I code in vb and c#, with that being said i do prefer vb. what i would like to see is the end of the compatability layer, the end of optional options like strict and forcing people to follow standards. one guy i work for told me he didnt like .net because there was no on error resume next, i cringed, he was more concerned about his app staying up than corrupting data. then he found out he could still do it and was happy, to this day he still creates new programs in vb6. the company is doomed

Thu, Jun 16, 2011 Marshall San Francisco Bay Area

I believe Microsoft should continue to support both Visual Basic and C# and allow developers (old and new) a choice of languages that works best for them. Visual Basic and C# should continue to co-exists.

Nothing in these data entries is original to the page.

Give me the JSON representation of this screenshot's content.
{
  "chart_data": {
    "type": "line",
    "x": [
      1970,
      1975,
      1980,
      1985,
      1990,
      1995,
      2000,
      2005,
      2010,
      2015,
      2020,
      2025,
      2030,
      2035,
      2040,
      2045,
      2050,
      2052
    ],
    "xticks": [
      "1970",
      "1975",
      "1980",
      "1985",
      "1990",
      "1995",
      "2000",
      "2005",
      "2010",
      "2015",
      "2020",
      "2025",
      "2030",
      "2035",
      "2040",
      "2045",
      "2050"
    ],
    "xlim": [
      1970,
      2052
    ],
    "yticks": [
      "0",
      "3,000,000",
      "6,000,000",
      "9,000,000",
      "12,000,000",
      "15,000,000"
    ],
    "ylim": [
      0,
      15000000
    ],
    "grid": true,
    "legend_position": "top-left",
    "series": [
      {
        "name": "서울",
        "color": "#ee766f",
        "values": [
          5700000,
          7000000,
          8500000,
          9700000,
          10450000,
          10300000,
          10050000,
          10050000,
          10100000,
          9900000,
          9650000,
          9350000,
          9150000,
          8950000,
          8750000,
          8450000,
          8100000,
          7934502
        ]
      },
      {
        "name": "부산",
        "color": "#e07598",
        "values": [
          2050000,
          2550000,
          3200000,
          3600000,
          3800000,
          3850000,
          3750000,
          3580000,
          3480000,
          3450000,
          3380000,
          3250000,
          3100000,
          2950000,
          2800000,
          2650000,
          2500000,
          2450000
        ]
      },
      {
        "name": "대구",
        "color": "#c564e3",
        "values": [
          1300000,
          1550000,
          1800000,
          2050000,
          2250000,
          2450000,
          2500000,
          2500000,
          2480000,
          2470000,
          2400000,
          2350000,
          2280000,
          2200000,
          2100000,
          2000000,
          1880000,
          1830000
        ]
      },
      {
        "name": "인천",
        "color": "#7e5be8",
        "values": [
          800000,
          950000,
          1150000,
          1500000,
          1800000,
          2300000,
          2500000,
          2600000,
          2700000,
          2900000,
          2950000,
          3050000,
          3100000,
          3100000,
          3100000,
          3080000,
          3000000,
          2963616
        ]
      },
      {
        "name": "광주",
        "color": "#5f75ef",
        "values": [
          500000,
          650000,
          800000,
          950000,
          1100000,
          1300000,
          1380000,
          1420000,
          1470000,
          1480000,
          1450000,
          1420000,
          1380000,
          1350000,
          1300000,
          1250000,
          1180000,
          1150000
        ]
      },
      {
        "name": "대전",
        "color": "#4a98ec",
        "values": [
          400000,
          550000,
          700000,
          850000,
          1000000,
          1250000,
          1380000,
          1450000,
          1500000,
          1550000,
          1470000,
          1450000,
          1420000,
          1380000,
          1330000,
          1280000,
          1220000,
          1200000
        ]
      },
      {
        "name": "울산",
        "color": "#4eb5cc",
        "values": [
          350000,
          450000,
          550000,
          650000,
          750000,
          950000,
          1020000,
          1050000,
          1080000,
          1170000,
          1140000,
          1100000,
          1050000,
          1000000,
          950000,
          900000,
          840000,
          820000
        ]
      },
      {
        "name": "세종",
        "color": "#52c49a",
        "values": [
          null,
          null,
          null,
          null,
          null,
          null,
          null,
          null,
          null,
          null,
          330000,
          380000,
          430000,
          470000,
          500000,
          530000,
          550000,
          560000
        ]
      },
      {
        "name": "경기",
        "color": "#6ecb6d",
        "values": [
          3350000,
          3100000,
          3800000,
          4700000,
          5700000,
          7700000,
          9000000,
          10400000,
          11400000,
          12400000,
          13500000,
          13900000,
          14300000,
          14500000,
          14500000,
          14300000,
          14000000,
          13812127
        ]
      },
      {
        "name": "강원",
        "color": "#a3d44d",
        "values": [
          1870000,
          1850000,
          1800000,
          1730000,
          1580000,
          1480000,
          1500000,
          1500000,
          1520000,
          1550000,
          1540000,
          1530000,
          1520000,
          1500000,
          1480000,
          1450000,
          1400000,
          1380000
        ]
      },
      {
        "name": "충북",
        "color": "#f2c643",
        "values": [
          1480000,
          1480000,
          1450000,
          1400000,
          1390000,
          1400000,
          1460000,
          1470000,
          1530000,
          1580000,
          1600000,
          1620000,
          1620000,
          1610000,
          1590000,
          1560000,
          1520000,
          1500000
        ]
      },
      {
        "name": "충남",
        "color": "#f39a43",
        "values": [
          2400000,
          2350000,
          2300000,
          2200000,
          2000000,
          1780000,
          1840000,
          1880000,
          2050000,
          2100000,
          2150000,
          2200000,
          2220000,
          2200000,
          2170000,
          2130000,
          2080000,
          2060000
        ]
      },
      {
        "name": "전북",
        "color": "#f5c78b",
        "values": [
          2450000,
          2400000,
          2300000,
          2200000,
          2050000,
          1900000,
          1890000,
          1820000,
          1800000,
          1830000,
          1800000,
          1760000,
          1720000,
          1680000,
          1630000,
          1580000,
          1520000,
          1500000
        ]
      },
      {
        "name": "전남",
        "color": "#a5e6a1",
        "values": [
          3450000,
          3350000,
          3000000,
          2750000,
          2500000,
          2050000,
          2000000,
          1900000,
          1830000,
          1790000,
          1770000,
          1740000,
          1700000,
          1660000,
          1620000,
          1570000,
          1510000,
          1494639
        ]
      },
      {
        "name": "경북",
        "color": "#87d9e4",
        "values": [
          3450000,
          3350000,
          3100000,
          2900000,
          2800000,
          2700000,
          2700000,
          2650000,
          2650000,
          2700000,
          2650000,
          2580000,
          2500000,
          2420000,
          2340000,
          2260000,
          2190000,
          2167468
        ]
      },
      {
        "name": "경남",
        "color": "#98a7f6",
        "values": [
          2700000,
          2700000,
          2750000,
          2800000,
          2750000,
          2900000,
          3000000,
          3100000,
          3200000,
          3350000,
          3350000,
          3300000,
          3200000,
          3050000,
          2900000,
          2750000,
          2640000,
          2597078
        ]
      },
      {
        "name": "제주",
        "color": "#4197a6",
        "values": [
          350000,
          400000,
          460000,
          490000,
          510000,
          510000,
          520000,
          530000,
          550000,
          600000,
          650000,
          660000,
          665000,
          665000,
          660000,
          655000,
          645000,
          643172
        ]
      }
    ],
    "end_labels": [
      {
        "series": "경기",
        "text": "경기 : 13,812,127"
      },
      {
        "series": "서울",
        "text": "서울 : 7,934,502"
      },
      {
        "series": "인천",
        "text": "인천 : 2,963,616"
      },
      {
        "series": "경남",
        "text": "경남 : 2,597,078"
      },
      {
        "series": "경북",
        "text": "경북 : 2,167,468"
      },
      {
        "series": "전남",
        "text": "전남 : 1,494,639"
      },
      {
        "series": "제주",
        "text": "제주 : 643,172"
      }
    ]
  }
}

Thu, Apr 28, 2011 Gideon USA

I think Microsoft should just stop Visual Basic, and focus on the language with the curly braces: C#

Mon, Apr 18, 2011 Joe Kunk Okemos MI USA

Visual Basic is a fully supported language in .Net and I am not aware of any plans to change that. It is unfortunate that the Visual Basic templates were not available when WebMatrix was released, but I do not interpret that as a lack of commitment to the Visual Basic language on the .Net platform.

Wed, Apr 6, 2011 Rick

Are you kidding me? this is worse than shareware. Why must vb'ers rebuild the project structure just to use a superior language. After all that MVC seems easier. Why does Microsoft keep doing this to VB? First XNA, then robotics studio, now web matrix. There was a time when VB was supported at Microsoft. Not any more.

Thu, Mar 31, 2011 Stu

Thanks for the instructions, but it does make me feel like a second class citizen on the MS stack.